Being in the middle level is really something as I could easily look to the higher level of consumption or to look down to the marginalized people to gain more objective opinions. But being idealistic is something difficult to live with. A comment in my article about education is also a question that haunted me before I wrote my blog (it made me feel that writing a blog is different with writing my diary), “Commenting are easy but how to solve the problem?” Yes, it is a question that I’ll never be able to answer eve if I got enough money to finance charity. The problem will always be there, especially when we are working on our own. It would be solved if we are working hand in hand, the government and the citizen, and then intergovernmental…that’s the way out! I’ve chosen to forget about scholarship before as it would tied me to an institution, and I did not want to be tied up (I am a great fan of Chairil Anwar’s poem “Aku”). That question then mirrored in another question before publishing my thoughts in the internet “will this help to solve the problem?” I do want to have readers think about the subject and try to do something. Inspire people to give a helping hand, to be comforted. I knew that in financial term my contribution is nothing, while being only a housewife I’ll never have enough time to really serve the community as (for example) an NGO member. But I do believe that this is at least the thing I could do from my house without neglecting my own children. Serving the community sometimes took time. It gave the pleasure in giving service but in the other hand I swap it with the time for my children.
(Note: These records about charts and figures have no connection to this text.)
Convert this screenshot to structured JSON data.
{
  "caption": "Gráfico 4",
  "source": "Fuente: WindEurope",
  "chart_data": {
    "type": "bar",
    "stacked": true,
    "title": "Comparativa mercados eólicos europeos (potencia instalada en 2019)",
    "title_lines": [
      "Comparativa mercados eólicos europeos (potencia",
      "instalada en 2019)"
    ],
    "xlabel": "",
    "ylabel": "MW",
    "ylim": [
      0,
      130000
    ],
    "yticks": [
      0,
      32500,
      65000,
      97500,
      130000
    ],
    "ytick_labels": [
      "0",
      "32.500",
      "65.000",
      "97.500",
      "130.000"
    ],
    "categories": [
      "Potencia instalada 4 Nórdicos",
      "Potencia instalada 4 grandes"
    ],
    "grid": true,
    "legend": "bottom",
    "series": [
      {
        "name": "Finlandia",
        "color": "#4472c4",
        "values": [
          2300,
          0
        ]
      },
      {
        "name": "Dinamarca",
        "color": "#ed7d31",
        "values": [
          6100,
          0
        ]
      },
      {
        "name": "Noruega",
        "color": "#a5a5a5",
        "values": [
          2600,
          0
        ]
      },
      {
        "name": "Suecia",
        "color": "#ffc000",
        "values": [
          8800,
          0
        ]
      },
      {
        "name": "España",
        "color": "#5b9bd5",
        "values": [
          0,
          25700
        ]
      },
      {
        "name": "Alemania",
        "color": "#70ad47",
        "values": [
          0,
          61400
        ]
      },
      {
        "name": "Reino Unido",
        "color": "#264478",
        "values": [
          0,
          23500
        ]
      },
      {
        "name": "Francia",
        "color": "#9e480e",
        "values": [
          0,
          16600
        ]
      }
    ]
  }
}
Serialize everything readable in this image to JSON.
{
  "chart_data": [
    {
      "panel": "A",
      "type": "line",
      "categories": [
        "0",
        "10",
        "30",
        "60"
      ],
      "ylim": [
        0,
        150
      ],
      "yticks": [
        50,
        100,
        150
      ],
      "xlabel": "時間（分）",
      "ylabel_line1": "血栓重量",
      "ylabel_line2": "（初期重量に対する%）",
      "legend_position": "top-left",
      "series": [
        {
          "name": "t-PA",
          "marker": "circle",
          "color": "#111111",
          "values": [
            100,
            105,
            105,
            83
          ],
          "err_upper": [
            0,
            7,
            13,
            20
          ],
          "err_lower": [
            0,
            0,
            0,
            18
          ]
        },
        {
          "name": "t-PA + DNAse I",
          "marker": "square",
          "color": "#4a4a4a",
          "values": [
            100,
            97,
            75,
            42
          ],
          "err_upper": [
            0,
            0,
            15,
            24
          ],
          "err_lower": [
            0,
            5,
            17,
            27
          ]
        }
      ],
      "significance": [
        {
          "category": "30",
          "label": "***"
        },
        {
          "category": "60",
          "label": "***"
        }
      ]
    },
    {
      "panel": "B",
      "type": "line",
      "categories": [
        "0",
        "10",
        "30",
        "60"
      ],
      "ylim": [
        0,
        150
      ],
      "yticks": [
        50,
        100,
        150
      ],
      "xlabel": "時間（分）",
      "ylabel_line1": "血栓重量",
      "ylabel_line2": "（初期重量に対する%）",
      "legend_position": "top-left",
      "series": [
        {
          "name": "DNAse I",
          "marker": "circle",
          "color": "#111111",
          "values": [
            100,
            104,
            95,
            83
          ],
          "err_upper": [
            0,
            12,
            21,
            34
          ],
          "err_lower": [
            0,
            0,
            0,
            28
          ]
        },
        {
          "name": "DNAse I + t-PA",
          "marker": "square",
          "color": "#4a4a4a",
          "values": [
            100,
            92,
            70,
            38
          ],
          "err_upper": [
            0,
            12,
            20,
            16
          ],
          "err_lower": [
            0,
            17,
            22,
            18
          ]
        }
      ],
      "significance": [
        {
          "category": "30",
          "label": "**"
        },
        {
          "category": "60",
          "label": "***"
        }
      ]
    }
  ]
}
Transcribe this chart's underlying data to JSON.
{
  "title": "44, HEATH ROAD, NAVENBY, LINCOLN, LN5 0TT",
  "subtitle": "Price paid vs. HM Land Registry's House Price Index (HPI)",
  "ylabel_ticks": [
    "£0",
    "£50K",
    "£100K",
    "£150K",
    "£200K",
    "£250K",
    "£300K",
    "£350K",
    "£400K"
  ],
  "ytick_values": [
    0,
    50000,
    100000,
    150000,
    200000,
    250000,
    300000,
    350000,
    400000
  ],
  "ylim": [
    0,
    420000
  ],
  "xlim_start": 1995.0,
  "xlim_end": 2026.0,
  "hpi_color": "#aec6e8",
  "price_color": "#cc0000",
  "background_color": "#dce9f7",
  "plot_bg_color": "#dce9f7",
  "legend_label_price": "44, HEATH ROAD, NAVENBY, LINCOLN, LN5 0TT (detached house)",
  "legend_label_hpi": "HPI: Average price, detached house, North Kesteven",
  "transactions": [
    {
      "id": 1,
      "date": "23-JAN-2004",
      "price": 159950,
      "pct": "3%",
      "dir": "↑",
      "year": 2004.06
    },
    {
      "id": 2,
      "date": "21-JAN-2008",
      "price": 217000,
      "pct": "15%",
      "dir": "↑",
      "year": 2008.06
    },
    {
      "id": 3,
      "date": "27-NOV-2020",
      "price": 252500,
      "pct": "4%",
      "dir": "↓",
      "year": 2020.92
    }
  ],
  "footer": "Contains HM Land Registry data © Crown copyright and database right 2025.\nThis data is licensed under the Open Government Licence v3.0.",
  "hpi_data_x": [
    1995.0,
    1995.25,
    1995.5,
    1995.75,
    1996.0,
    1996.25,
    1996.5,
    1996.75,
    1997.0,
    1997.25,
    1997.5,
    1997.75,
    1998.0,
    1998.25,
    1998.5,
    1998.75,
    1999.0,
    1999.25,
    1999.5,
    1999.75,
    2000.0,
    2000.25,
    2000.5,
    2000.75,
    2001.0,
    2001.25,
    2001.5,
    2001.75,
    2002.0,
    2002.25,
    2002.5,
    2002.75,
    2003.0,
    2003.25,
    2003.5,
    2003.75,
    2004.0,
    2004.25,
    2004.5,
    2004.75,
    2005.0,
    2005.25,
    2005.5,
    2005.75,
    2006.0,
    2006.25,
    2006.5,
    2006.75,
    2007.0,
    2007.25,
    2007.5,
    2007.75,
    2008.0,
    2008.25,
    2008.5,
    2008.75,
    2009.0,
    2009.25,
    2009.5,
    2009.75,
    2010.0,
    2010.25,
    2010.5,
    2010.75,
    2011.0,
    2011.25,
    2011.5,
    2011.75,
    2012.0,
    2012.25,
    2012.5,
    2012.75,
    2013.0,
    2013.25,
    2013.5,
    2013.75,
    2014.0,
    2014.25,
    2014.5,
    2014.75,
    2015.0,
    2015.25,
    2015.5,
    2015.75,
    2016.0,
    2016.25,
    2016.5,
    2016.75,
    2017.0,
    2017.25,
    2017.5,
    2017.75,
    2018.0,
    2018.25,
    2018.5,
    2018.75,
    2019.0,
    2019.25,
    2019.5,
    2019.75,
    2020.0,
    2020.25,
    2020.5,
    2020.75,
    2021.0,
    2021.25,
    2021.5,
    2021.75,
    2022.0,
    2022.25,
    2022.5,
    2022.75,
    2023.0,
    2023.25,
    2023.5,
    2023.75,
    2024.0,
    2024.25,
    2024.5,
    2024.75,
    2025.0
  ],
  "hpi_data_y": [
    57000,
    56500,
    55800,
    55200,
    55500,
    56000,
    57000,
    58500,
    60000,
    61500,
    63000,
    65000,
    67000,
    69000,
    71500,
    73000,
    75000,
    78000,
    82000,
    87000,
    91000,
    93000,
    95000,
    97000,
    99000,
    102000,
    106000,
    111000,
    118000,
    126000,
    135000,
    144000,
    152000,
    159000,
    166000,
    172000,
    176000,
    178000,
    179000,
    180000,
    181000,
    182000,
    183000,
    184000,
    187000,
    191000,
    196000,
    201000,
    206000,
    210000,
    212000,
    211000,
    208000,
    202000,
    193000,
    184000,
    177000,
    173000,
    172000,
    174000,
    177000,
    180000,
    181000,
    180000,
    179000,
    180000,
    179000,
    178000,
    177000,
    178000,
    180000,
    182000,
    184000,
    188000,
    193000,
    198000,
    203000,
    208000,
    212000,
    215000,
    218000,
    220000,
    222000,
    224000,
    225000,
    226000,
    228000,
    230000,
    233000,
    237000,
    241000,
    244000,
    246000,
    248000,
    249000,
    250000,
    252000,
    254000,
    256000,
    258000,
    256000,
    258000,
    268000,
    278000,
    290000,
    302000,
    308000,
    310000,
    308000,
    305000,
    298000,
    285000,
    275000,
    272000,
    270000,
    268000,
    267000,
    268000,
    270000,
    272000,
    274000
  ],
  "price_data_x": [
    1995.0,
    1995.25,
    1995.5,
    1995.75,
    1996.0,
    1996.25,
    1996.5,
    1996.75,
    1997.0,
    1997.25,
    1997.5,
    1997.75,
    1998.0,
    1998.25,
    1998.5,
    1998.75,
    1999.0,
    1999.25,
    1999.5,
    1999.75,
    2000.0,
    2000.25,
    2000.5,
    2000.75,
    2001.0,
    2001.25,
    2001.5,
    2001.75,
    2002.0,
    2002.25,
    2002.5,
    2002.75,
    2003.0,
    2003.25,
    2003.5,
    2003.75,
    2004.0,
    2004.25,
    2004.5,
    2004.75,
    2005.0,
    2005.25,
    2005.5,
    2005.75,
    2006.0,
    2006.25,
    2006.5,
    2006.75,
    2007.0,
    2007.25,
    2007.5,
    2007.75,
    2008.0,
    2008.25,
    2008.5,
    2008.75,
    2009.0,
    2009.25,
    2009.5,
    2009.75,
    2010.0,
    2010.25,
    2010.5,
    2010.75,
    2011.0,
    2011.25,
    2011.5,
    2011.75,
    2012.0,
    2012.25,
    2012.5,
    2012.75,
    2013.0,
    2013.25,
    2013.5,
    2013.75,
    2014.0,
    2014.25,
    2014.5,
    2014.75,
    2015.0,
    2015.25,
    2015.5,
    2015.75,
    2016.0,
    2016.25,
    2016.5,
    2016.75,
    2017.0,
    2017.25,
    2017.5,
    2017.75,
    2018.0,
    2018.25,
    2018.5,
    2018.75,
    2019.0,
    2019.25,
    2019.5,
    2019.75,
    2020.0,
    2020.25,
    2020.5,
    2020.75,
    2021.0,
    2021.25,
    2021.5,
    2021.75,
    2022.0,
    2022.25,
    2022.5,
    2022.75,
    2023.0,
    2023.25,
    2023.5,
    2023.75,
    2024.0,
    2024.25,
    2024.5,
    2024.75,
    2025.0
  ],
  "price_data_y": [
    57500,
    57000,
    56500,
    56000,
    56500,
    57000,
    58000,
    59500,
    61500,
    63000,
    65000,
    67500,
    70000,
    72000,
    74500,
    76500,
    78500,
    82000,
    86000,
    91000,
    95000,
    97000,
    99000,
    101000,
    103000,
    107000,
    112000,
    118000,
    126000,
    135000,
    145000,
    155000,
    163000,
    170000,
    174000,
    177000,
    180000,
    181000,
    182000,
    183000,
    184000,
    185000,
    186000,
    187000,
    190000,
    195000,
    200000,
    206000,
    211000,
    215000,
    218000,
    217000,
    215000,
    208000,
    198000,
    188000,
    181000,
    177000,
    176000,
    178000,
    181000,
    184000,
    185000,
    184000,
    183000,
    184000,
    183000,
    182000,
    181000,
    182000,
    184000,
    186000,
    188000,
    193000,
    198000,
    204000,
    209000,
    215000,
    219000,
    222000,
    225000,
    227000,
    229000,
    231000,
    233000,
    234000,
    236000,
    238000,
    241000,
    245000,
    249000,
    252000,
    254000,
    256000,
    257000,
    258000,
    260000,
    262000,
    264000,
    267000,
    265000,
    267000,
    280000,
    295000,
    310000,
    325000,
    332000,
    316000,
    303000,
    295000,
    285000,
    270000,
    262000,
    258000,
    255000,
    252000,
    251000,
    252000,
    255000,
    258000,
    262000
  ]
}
Other than the objectivity favoring for public I should also learn about the legal consequences of my writing. It is an open public reading. It is not a diary of my own consumption. While I do have the tendencies to make comments on political affairs, I also learn how to limit myself. I saw how an article could be read by readers in another perspective and received as something different than the real interest of the writer. The case of Time magazine with our former President Soeharto is also something that is really important. The freedom of the press is at the stake. If the press or the mainstream media, which should be prepared with the legal consequences failed in winning the case, how would be a citizen prevent herself from falling into the blunder? Who will back a citizen reporter? While we are not gaining more than our idealism when producing our stories, we should really be aware of the legal consequences. There is really a need to improve the citizen knowledge about human rights and fairness in order to establish a better citizen journalism websites (not only “professional journalists” as citizen…but the real citizen as journalist).